This sounds very promising, but let me ask an honest question: to me, it seems l...

whakim · on July 12, 2024

Contrary to some of the sibling responses, my experience with pgvector specifically (with hundreds of millions or billions of vectors) is that the workload is quite different from your typical web-app workload, enough so that you really want them on separate databases. For example, you have to be really careful about how vacuum/autovacuum interacts with pgvector’s HNSW indices if you’re frequently updating data; you have to be aware that the tables and indices are huge and take up a ton of memory, which can have knock-on performance implications for other systems; etc.

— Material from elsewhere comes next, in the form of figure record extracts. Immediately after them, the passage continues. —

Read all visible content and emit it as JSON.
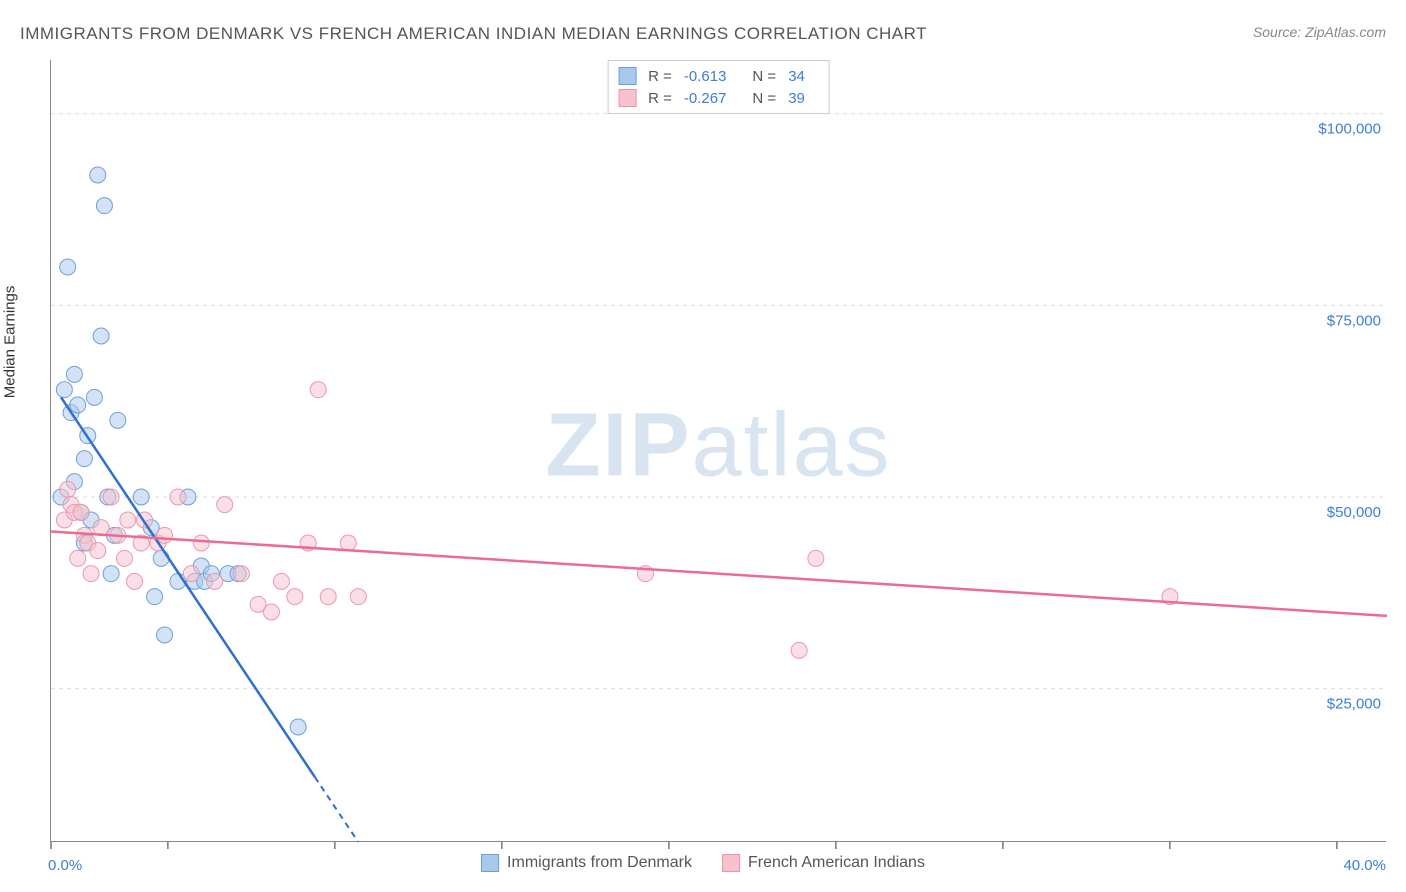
{
  "title": "IMMIGRANTS FROM DENMARK VS FRENCH AMERICAN INDIAN MEDIAN EARNINGS CORRELATION CHART",
  "source": "Source: ZipAtlas.com",
  "watermark": "ZIPatlas",
  "y_axis_label": "Median Earnings",
  "chart": {
    "type": "scatter",
    "xlim": [
      0,
      40
    ],
    "ylim": [
      5000,
      107000
    ],
    "x_tick_positions": [
      0,
      3.5,
      8.5,
      13.5,
      18.5,
      23.5,
      28.5,
      33.5,
      38.5
    ],
    "y_gridlines": [
      25000,
      50000,
      75000,
      100000
    ],
    "y_tick_labels": [
      "$25,000",
      "$50,000",
      "$75,000",
      "$100,000"
    ],
    "x_axis_min_label": "0.0%",
    "x_axis_max_label": "40.0%",
    "background_color": "#ffffff",
    "grid_color": "#dddddd",
    "axis_color": "#888888",
    "tick_color": "#333333",
    "label_color": "#3b7dd8",
    "marker_radius": 8,
    "marker_opacity": 0.5,
    "series": [
      {
        "name": "Immigrants from Denmark",
        "color_fill": "#a8c8ec",
        "color_stroke": "#6ca0dc",
        "line_color": "#2e6fd0",
        "R": "-0.613",
        "N": "34",
        "trend": {
          "x1": 0.3,
          "y1": 63000,
          "x2": 9.2,
          "y2": 5000,
          "dash_after_x": 7.9
        },
        "points": [
          [
            0.3,
            50000
          ],
          [
            0.4,
            64000
          ],
          [
            0.5,
            80000
          ],
          [
            0.6,
            61000
          ],
          [
            0.7,
            52000
          ],
          [
            0.7,
            66000
          ],
          [
            0.8,
            62000
          ],
          [
            0.9,
            48000
          ],
          [
            1.0,
            55000
          ],
          [
            1.0,
            44000
          ],
          [
            1.1,
            58000
          ],
          [
            1.2,
            47000
          ],
          [
            1.3,
            63000
          ],
          [
            1.4,
            92000
          ],
          [
            1.5,
            71000
          ],
          [
            1.6,
            88000
          ],
          [
            1.7,
            50000
          ],
          [
            1.8,
            40000
          ],
          [
            1.9,
            45000
          ],
          [
            2.0,
            60000
          ],
          [
            2.7,
            50000
          ],
          [
            3.0,
            46000
          ],
          [
            3.1,
            37000
          ],
          [
            3.3,
            42000
          ],
          [
            3.4,
            32000
          ],
          [
            3.8,
            39000
          ],
          [
            4.1,
            50000
          ],
          [
            4.3,
            39000
          ],
          [
            4.5,
            41000
          ],
          [
            4.6,
            39000
          ],
          [
            4.8,
            40000
          ],
          [
            5.3,
            40000
          ],
          [
            5.6,
            40000
          ],
          [
            7.4,
            20000
          ]
        ]
      },
      {
        "name": "French American Indians",
        "color_fill": "#f5c2ce",
        "color_stroke": "#ec96ad",
        "line_color": "#ec6a93",
        "R": "-0.267",
        "N": "39",
        "trend": {
          "x1": 0,
          "y1": 45500,
          "x2": 40,
          "y2": 34500
        },
        "points": [
          [
            0.4,
            47000
          ],
          [
            0.5,
            51000
          ],
          [
            0.6,
            49000
          ],
          [
            0.7,
            48000
          ],
          [
            0.8,
            42000
          ],
          [
            0.9,
            48000
          ],
          [
            1.0,
            45000
          ],
          [
            1.1,
            44000
          ],
          [
            1.2,
            40000
          ],
          [
            1.4,
            43000
          ],
          [
            1.5,
            46000
          ],
          [
            1.8,
            50000
          ],
          [
            2.0,
            45000
          ],
          [
            2.2,
            42000
          ],
          [
            2.3,
            47000
          ],
          [
            2.5,
            39000
          ],
          [
            2.7,
            44000
          ],
          [
            2.8,
            47000
          ],
          [
            3.2,
            44000
          ],
          [
            3.4,
            45000
          ],
          [
            3.8,
            50000
          ],
          [
            4.2,
            40000
          ],
          [
            4.5,
            44000
          ],
          [
            4.9,
            39000
          ],
          [
            5.2,
            49000
          ],
          [
            5.7,
            40000
          ],
          [
            6.2,
            36000
          ],
          [
            6.6,
            35000
          ],
          [
            6.9,
            39000
          ],
          [
            7.3,
            37000
          ],
          [
            7.7,
            44000
          ],
          [
            8.0,
            64000
          ],
          [
            8.3,
            37000
          ],
          [
            8.9,
            44000
          ],
          [
            9.2,
            37000
          ],
          [
            17.8,
            40000
          ],
          [
            22.4,
            30000
          ],
          [
            22.9,
            42000
          ],
          [
            33.5,
            37000
          ]
        ]
      }
    ]
  },
  "legend_bottom": [
    {
      "label": "Immigrants from Denmark",
      "fill": "#a8c8ec",
      "stroke": "#6ca0dc"
    },
    {
      "label": "French American Indians",
      "fill": "#f5c2ce",
      "stroke": "#ec96ad"
    }
  ]
}
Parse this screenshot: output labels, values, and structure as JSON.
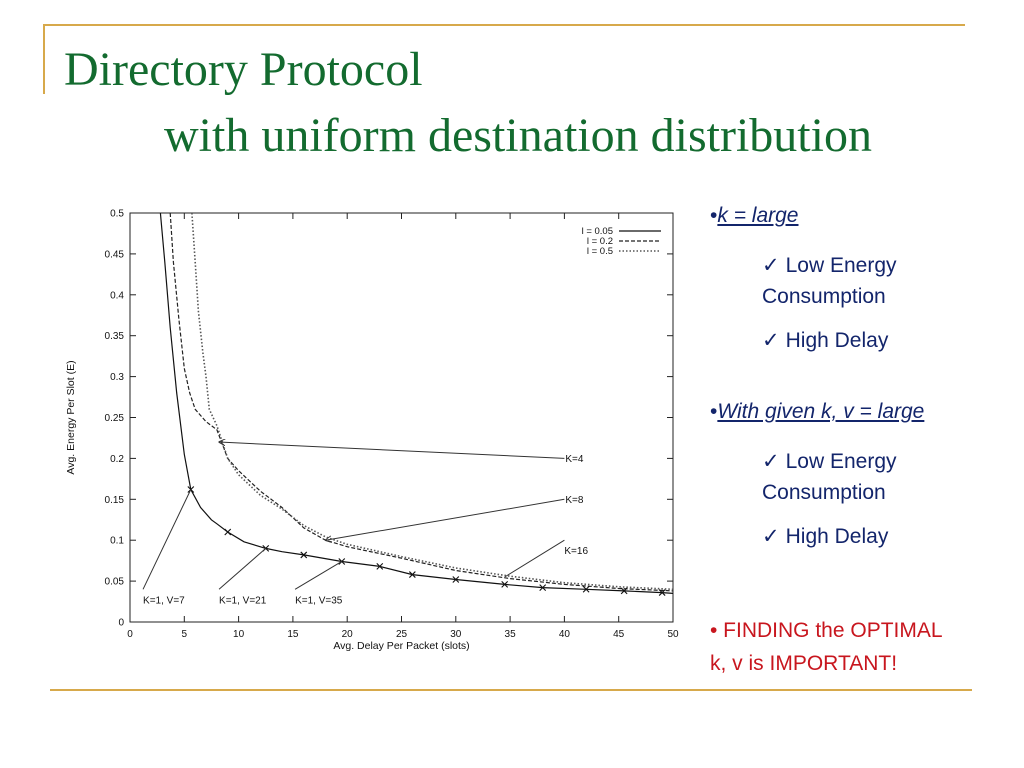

CuriouslyC · on July 11, 2024

This is a read workload that can be easily horizontally scaled. The reduction in dev and infrastructure complexity is well worth the slight increase in DB provisioning.

montanalow · on July 11, 2024

Yep, one of our other projects, pgcat is exactly to help make the horizontal scaling as easy as possible.

https://github.com/postgresml/pgcat

nkmnz · on July 12, 2024

Running an LLM on the same server as your database is "a read workload that can be easily horizontally scaled"?

CuriouslyC · on July 12, 2024

You can use PL/Python to make API calls outside of the database, you just don't need a separate service to interact with the DB to orchestrate all your ML stuff, only endpoints.